(Prolog) Adopsi

4.6K 134 138
                                    







Adam baru saja hendak menutup pintu rumahnya ketika seseorang mengucapkan salam di depan pagar rumahnya. Seorang ibu dengan seorang anak perempuan berusia sepuluh tahun. Menurut ibu itu, dia adalah kerabat Khansa, istri Adam.

"Khansa masih di percetakan, mungkin sebentar lagi pulang untuk makan siang," ujar Adam ketika wanita setengah baya itu menanyakan Khansa.

"Boleh saya menunggu di sini, Pak?" Tanya si ibu lagi.

"Silakan, Bu. Tapi saya tak bisa menemani, karena saya harus mengejar shalat zuhur berjamaah ke masjid. Silakan masuk dulu, Bu." Adam membukakan pintu rumah untuk ibu dan anak perempuan itu. Lalu dia masuk ke rumah dan memanggil Bi Imah, ART di rumahnya.

"Bi Imah, tolong bikinin teh untuk tamu Ibu ya. Saya mau ke masjid dulu," pinta Adam pada Bi Imah. Bi Imah menggangguk dan bergegas kembali ke dapur untuk membuatkan teh hangat untuk tamu yang sudah duduk di ruang tamu.

"Oh ya, sekalian tolong temani dulu ya, Bi. Selesai shalat nanti saya langsung ke kantor agar Ibu bisa pulang menemui tamunya," tambah Adam lagi.

"Baik, Pak," sahut Bi Imah dari dapur.

Adam pun berlalu meninggalkan rumahnya. Tak lupa dia pamit kepada kerabat Khansa.
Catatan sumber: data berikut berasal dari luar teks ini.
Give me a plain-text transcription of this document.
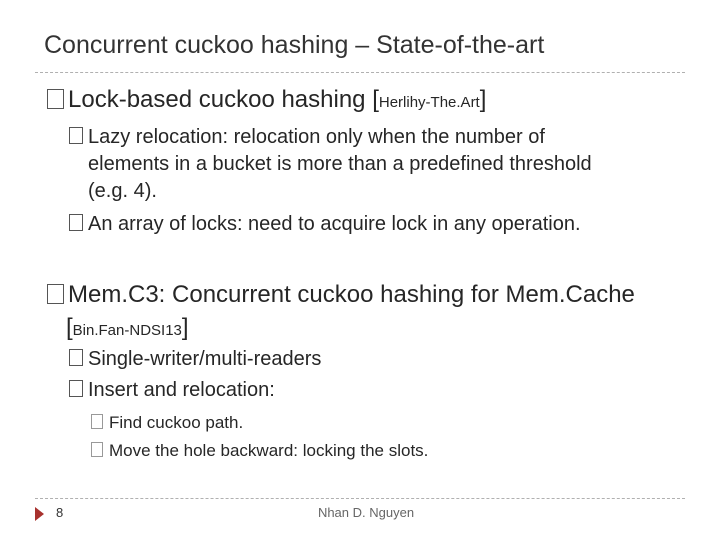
Concurrent cuckoo hashing – State-of-the-art
Lock-based cuckoo hashing [Herlihy-The.Art]
Lazy relocation: relocation only when the number of
elements in a bucket is more than a predefined threshold
(e.g. 4).
An array of locks: need to acquire lock in any operation.
Mem.C3: Concurrent cuckoo hashing for Mem.Cache
[Bin.Fan-NDSI13]
Single-writer/multi-readers
Insert and relocation:
Find cuckoo path.
Move the hole backward: locking the slots.
8	Nhan D. Nguyen
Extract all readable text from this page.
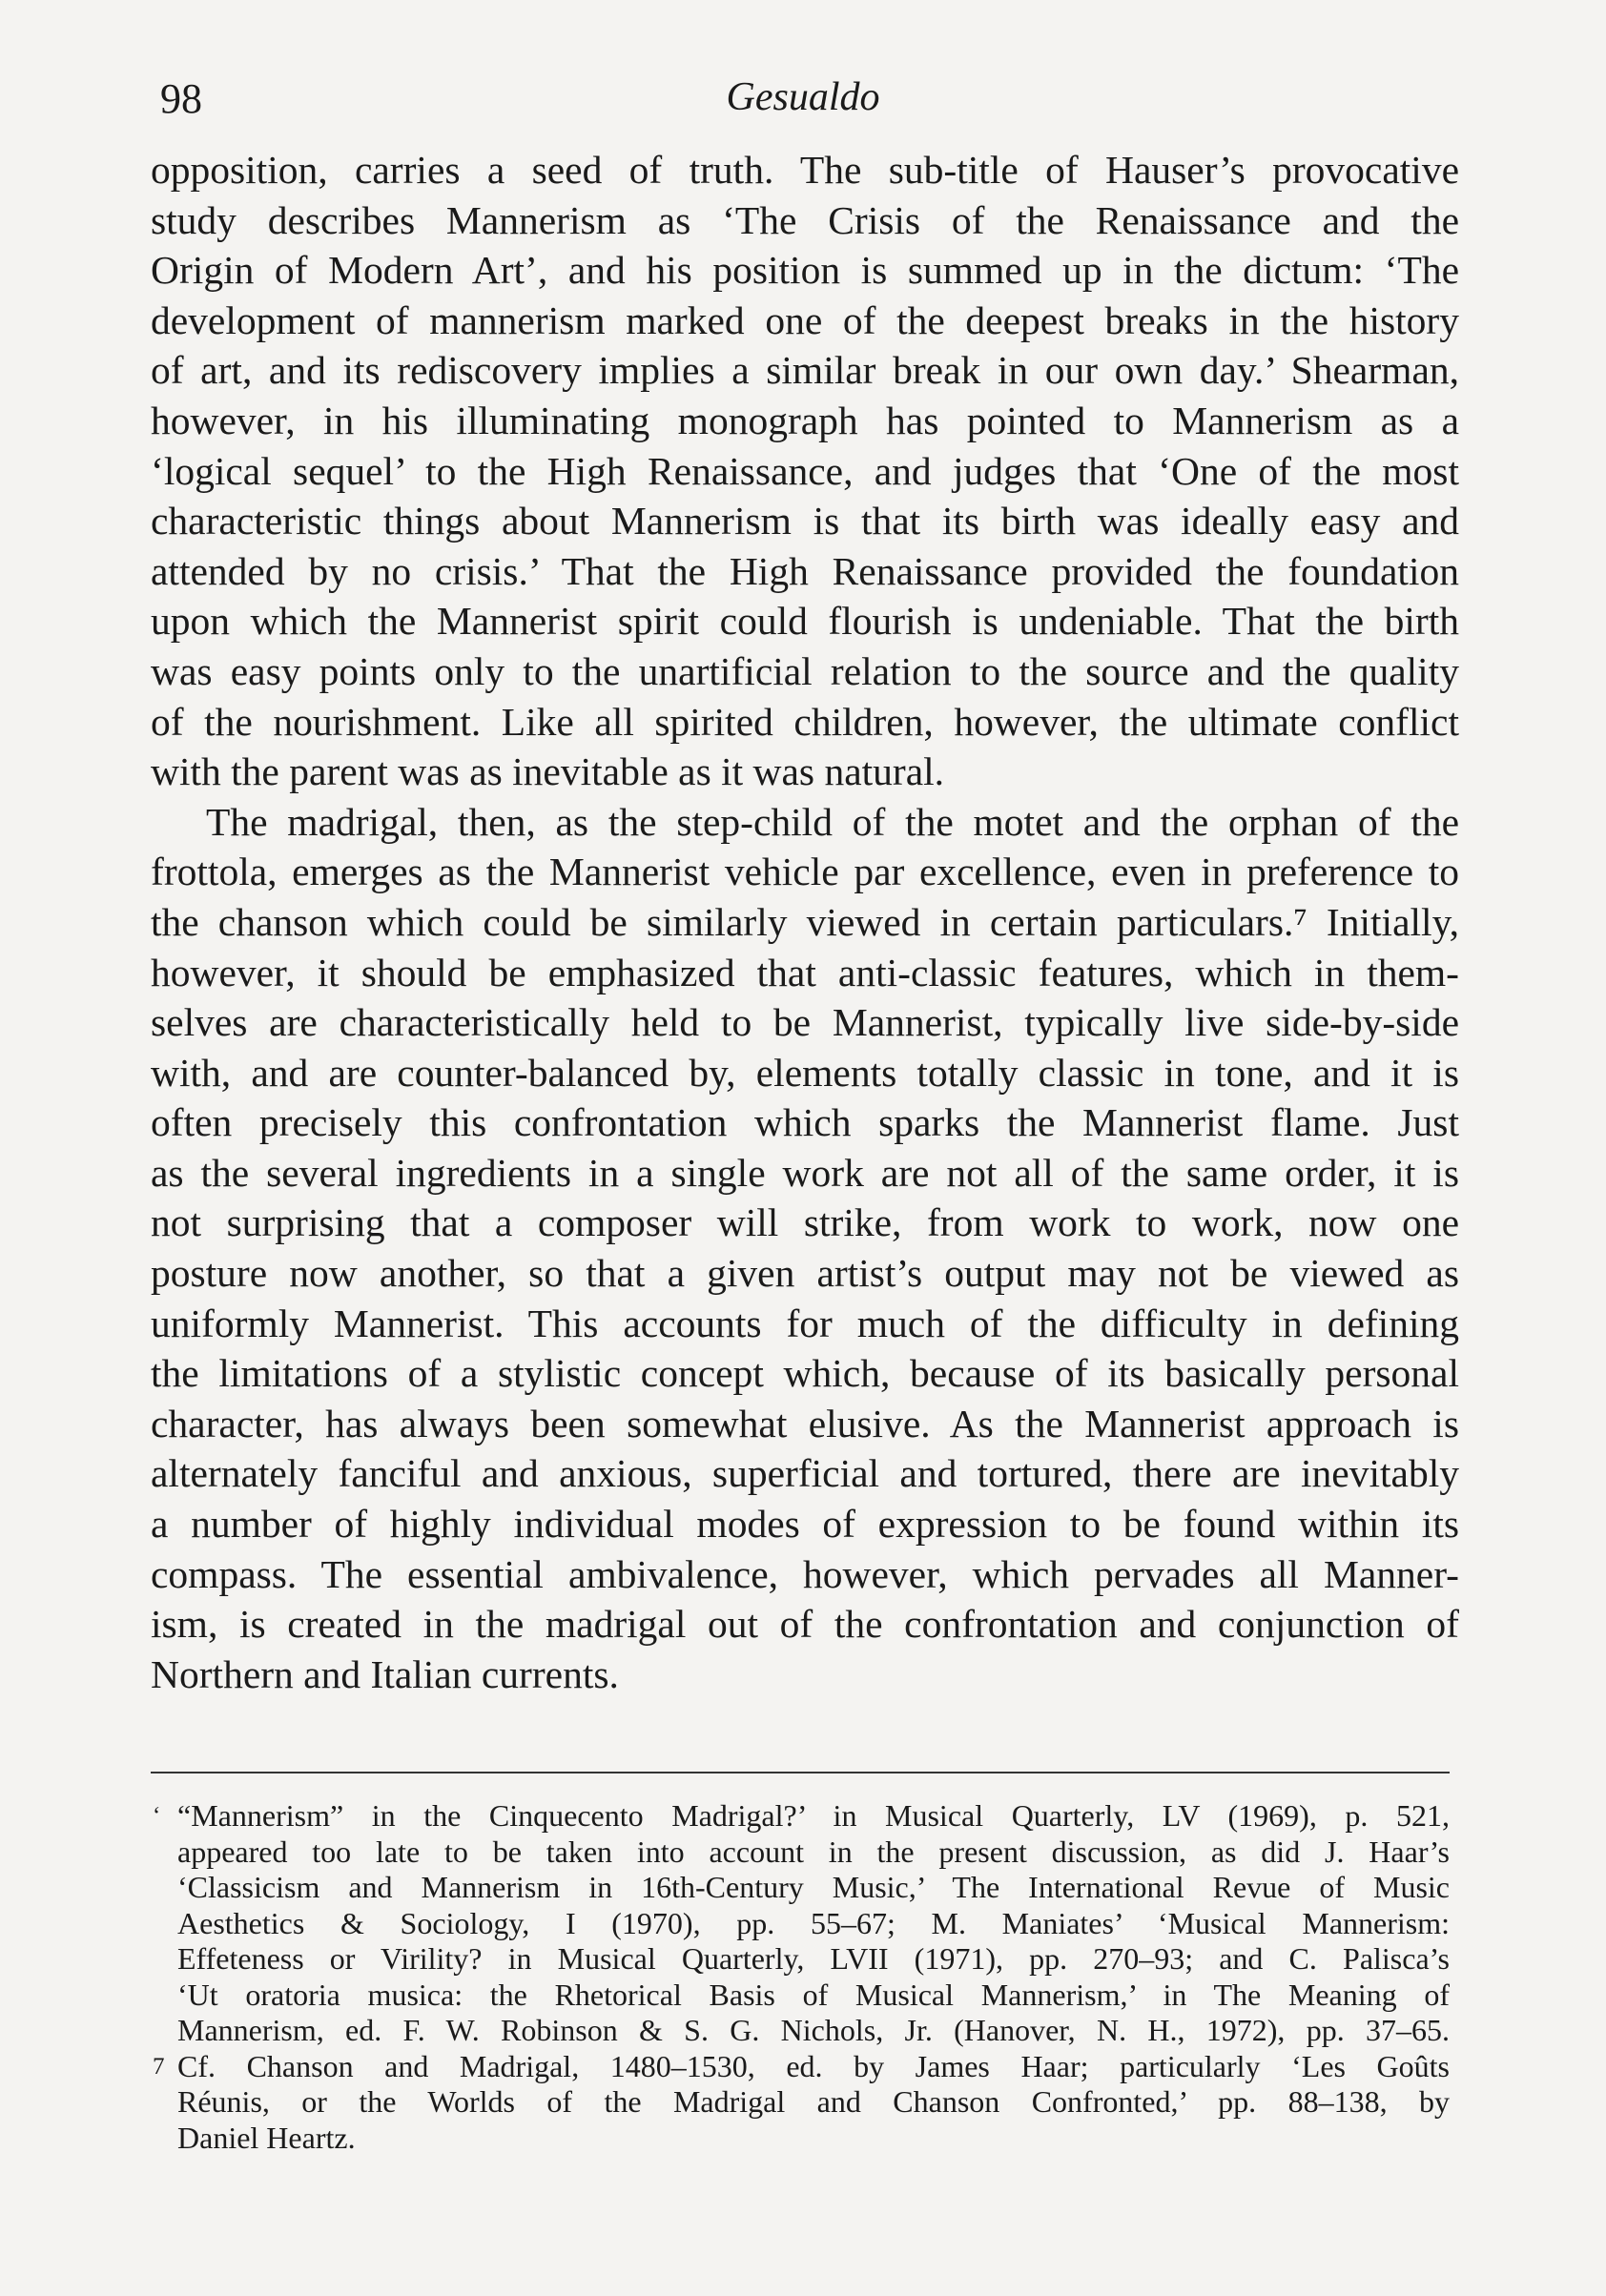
98	Gesualdo
opposition, carries a seed of truth. The sub-title of Hauser’s provocative
study describes Mannerism as ‘The Crisis of the Renaissance and the
Origin of Modern Art’, and his position is summed up in the dictum: ‘The
development of mannerism marked one of the deepest breaks in the history
of art, and its rediscovery implies a similar break in our own day.’ Shearman,
however, in his illuminating monograph has pointed to Mannerism as a
‘logical sequel’ to the High Renaissance, and judges that ‘One of the most
characteristic things about Mannerism is that its birth was ideally easy and
attended by no crisis.’ That the High Renaissance provided the foundation
upon which the Mannerist spirit could flourish is undeniable. That the birth
was easy points only to the unartificial relation to the source and the quality
of the nourishment. Like all spirited children, however, the ultimate conflict
with the parent was as inevitable as it was natural.
The madrigal, then, as the step-child of the motet and the orphan of the
frottola, emerges as the Mannerist vehicle par excellence, even in preference to
the chanson which could be similarly viewed in certain particulars.⁷ Initially,
however, it should be emphasized that anti-classic features, which in them-
selves are characteristically held to be Mannerist, typically live side-by-side
with, and are counter-balanced by, elements totally classic in tone, and it is
often precisely this confrontation which sparks the Mannerist flame. Just
as the several ingredients in a single work are not all of the same order, it is
not surprising that a composer will strike, from work to work, now one
posture now another, so that a given artist’s output may not be viewed as
uniformly Mannerist. This accounts for much of the difficulty in defining
the limitations of a stylistic concept which, because of its basically personal
character, has always been somewhat elusive. As the Mannerist approach is
alternately fanciful and anxious, superficial and tortured, there are inevitably
a number of highly individual modes of expression to be found within its
compass. The essential ambivalence, however, which pervades all Manner-
ism, is created in the madrigal out of the confrontation and conjunction of
Northern and Italian currents.
‘ “Mannerism” in the Cinquecento Madrigal?’ in Musical Quarterly, LV (1969), p. 521,
appeared too late to be taken into account in the present discussion, as did J. Haar’s
‘Classicism and Mannerism in 16th-Century Music,’ The International Revue of Music
Aesthetics & Sociology, I (1970), pp. 55–67; M. Maniates’ ‘Musical Mannerism:
Effeteness or Virility? in Musical Quarterly, LVII (1971), pp. 270–93; and C. Palisca’s
‘Ut oratoria musica: the Rhetorical Basis of Musical Mannerism,’ in The Meaning of
Mannerism, ed. F. W. Robinson & S. G. Nichols, Jr. (Hanover, N. H., 1972), pp. 37–65.
7 Cf. Chanson and Madrigal, 1480–1530, ed. by James Haar; particularly ‘Les Goûts
Réunis, or the Worlds of the Madrigal and Chanson Confronted,’ pp. 88–138, by
Daniel Heartz.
Adam baru pertama kali bertemu dengan kerabat istrinya itu. Selama ini yang dia kenal hanya keluarga inti istrinya. Walau agak ragu meninggalkan kerabat yang baru datang itu, Adam yakin, pasti ada hal penting yang ingin disampaikan wanita itu. Makanya dia membiarkan wanita itu menunggu Khansa di rumah. Dan tidak menyuruhnya untuk ke kantor.

Khansa, pemilik usaha percetakan CV Maha Karya Grafika, di Bekasi. Adam awalnya salah satu karyawan percetakan itu. Mereka saling jatuh cinta dan menikah tiga tahun yang lalu. Selama tiga tahun itu mereka belum dikaruniai anak. Khansa dan Adam sudah beberapa kali menjalani pemeriksaan. Menurut dokter, mereka berdua baik-baik saja. Tidak ada masalah dengan organ reproduksi mereka berdua. Jadi mereka harus lebih bersabar saja menunggu kehadiran sang buah hati.

Dua hari yang lalu, Khansa mengatakan padanya, ingin mengadopsi seorang anak. Adam pun setuju. Sebelumnya, mereka berdua melakukan shalat hajat dan shalat istikharah. Semoga Allah mengizinkan mereka untuk mengadopsi seorang anak.

"Kalau bisa, anaknya laki-laki aja ya." Begitu Adam berharap.

"Aku inginnya perempuan. Biar bisa mengajaknya belanja ke pasar, memasak dan lainnya," harap Khansa.

Begitulah, sejak hari itu, Khansa rajin bertanya kepada kerabatnya tentang seorang anak yang membutuhkan orangtua angkat. Selama ini mereka sebenarnya juga rajin menjadi orang tua asuh di sebuah panti asuhan.

Tapi Khansa menolak mengambil anak dari panti asuhan. Alasannya anak kerabatnya lebih wajib dijadikan anak angkat ketimbang anak yang bukan kerabatnya. Sesuai dengan pesan Rasulullah bahwa menolong itu lebih baik dimulai dari menolong saudara terlebih dahulu, baru kemudian orang lain.

Adam yakin, Ibu yang datang dengan anak perempuan tadi, adalah jawaban Allah atas doa mereka. Tapi karena dia harus melaksanakan shalat zuhur di masjid, maka terpaksa dia tidak bisa menemani tamu tadi.

***

"Namanya Jihan Farhana, Mbak," jelas wanita yang bertamu ke rumah Khansa. Khansa memeluk gadis kecil berwajah oval itu. Kulitnya yang sawo matang terlihat agak kusam. Mungkin karena hidup di desa yang jauh dari fasilitas kebersihan. Khansa memeluk gadis kecil itu dengan lembut.